They said it
“As an LP that needs to put money to work rather than having significant contingent liabilities, I have mixed feelings on this topic. There is a clear advantage in short-term lines of perhaps three months to smooth fund operations, but long-term facilities are unhelpful to us.”
Peter Linthwaite, head of PE at Royal London Asset Management. discusses the rise of subscription credit facilities with sister title Private Funds CFO (registration or subscription required).
SoftBank has tweaked an employee incentive on its $98.6 billion Vision Fund. The conglomerate’s $33.1 billion commitment to Fund I previously included $5 billion earmarked for an incentive scheme reportedly used to loan staff money to buy into the vehicle. However, this figure has now been slashed to $2.5 billion, per a footnote in the firm’s latest earnings statement, published Monday. The implications of this change are unclear. However, Fund I is known to have struggled with performance in recent years. The firm has committed $10 billion of its own money to Vision Fund II before seeking third-party capital as a result.
The ESG pipe dream
A lack of reliable data is commonly cited as one of the biggest obstacles to PE’s push on ESG. PEI‘s latest Responsible Investment Special explores whether real-time data around non-financial KPIs is a pipe dream. Spoiler alert: while the technology and expertise to communicate these statistics with regularity already exists, don’t expect it to happen any time soon.
Also under the microscope today: diversity and due diligence. While conducting ESG due diligence on a target has become commonplace, PEI profiles a UK GP that has gone a step further to create a proprietary methodology spotlighting potential ethical, integrity and reputational issues. We also look at an emerging markets firm with a fund dedicated to improving the living standards of women in South-East Asia.
Here’s another tool for virtual fundraising. Fintech platform Palico has added what it says is the world’s first video service integrated into a digital PE fundraising platform. Palicalls is an encrypted video conferencing tool (video here) hosted directly on Palico’s platform. LPs and GPs can book video meetings via a dedicated dashboard that includes all fundraising materials. It is set to roll out additional features, including a webinar tool for GPs – as a part of an electronic road show in the coming months, according to a spokesman for the firm.

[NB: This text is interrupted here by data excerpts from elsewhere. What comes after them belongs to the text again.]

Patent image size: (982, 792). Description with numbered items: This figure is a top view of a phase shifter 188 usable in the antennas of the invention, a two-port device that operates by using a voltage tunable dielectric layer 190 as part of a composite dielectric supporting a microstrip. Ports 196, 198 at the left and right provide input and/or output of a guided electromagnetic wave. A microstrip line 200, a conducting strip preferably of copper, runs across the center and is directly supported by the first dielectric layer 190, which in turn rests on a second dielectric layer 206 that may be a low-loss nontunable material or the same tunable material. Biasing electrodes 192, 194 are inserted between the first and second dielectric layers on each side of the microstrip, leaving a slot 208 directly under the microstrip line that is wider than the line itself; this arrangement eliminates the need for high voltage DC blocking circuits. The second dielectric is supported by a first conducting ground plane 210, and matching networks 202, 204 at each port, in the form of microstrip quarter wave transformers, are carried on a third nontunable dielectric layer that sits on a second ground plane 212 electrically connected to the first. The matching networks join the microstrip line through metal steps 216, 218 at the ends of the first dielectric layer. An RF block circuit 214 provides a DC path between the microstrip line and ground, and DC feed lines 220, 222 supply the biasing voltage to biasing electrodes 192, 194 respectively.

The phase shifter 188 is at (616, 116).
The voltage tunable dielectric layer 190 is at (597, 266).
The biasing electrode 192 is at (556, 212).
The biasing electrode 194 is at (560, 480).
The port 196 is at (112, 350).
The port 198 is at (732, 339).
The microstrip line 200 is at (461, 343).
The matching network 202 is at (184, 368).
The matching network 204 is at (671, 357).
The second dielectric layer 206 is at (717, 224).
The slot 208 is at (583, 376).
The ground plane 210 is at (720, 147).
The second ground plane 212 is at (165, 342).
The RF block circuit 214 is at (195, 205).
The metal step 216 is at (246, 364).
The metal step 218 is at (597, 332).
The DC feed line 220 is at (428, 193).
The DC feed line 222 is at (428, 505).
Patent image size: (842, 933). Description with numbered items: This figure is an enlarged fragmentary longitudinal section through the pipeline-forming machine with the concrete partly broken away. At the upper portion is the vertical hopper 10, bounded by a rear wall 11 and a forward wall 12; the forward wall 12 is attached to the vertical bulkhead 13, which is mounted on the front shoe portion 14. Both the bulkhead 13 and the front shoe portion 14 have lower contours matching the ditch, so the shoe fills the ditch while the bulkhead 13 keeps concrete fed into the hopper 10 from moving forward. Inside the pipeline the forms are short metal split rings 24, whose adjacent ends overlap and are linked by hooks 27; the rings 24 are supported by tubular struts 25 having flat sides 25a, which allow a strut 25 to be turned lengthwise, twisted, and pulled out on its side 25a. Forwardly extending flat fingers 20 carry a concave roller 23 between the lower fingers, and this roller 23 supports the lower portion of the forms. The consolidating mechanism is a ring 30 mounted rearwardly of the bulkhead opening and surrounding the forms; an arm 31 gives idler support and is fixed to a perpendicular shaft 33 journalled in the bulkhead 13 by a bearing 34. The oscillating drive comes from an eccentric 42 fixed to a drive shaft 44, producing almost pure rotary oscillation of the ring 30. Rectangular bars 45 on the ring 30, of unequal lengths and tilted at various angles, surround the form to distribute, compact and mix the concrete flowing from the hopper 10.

Alan Pardee, a co-founder of placement agent Mercury Capital Advisors who left last year, is suing his former firm, documents filed to New York State’s Supreme Court show. Pardee’s lawsuit alleges that Mercury hired white males like himself while sidelining minorities and women. Mercury categorically denied what it called the “meritless claims” in a statement to sister title Buyouts (subscription or registration required), noting that its senior leadership team comprises equal numbers of men and women. The dispute comes amid intense focus from LPs over PE’s diversity efforts, as Side Letter explored last week.
LPs on film
How do LPs really feel about virtual due diligence? That’s one of the questions asked by Nicole Douglas, head of investor research at PEI, in a recent video interview with private markets investors and advisors. Douglas caught up with Andrea Auerbach, head of global private investments at Cambridge Associates; Simon Faure, managing director at M&G Private Fund Investments; Claire Madden, managing partner of Connection Capital; and Chris Schelling, managing director at Windmuehle, to discuss the slew of challenges faced last year and what they expect to happen next.
Defaults declining – at least for now
Is the crisis already over? Proskauer’s latest Credit Default Index shows the level of defaults in senior secured and unitranche loans falling to 3.6 percent in the fourth quarter of last year. This represents a continuing improvement from the second and third quarters, which had default rates of 8.1 percent and 4.2 percent respectively.
“The decline in the default rate reflects the improvements we are seeing across our practice. Private credit lenders are continuing to work with their borrowers to provide the liquidity and flexibility that they need to navigate through these uncertain times,” said Stephen Boyko, co-chair of Proskauer’s corporate department and private credit group.
That’s the good news. Worth bearing in mind that the default rate was typically around the 2 percent mark pre-covid-19, so today’s success story is relative. Furthermore, let’s not forget the support schemes that have propped up companies in the short term and which may yet fall over.
Institution: Cathay Life Insurance
Headquarters: Taipei, Taiwan
AUM: NT$6.63 trillion
Cathay Life Insurance has confirmed $145.7 million-worth of private equity commitments to two vehicles according to recent press releases.
Most of the Taiwanese insurer’s recent private equity commitments have been made through buyout funds across different sectors in North America.